In a sea of black, red will shine through.

The Golden Globes were aired this past. If you didn't notice, Hollywood decided to coordinate their color dresses but some celebrities stuck out from the crowd like sore thumbs. The event was meant to advocate for sexual harassment and sexual assault in the entertainment industry and hoped that by making a statement with color, the message would be heard worldwide that women are no longer remaining silent when oppressed by powerful misogynists.

Maybe some missed the memo and decided to roll with it anyway, or they simply chose to remain completely separate from this highly politicized issue. Either way, the time and place for individuality may not have been a place dedicated to activism.
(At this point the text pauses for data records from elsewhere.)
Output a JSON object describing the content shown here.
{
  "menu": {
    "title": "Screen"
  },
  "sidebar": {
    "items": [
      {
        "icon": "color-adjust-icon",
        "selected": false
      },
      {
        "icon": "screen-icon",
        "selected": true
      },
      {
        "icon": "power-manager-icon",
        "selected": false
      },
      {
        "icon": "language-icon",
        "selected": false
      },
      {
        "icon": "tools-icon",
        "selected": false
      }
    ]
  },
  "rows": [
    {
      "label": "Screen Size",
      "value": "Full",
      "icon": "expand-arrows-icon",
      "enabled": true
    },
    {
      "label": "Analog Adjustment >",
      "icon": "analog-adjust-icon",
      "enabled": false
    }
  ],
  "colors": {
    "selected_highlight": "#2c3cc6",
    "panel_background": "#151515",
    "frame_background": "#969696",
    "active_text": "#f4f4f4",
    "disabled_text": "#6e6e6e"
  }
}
Blanca Blanco and Barbara Meier were among the few women who chose to wear red to the awards ceremony. People had some interesting things to say about it, too:

Some may have responded in rather funny ways, but the root of this issue is anything but humorous. These women made their statements as to why they chose not to dress in black, but people are not accepting these responses as valid.
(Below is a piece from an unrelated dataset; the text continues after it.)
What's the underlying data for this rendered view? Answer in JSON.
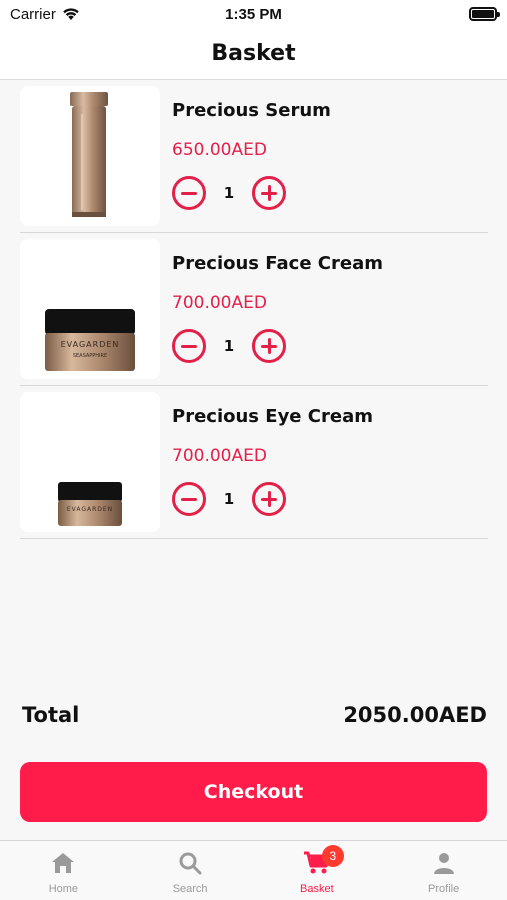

Blanca Blanco simply responded, “I love red,” which not only refuses to address the actual issue of failure to support, but it does little to really explain her choice. If you ask a football player who refuses to kneel during the anthem why they do it, I’m sure their response wouldn’t be, “I like standing.” Every choice means something, and one can venture a guess that choices made by people of high fame are almost inherently political.

As entertainers and icons, it is important to exercise your voice and be heard and stand up for issues that impact the majority of people. To wear red when women supporting sexual harassment and assault victims are wearing black is not only disrespectful to the cause, it essentially states to these women that what they are advocating for is not worth supporting, or worse, is not worth acknowledging at all.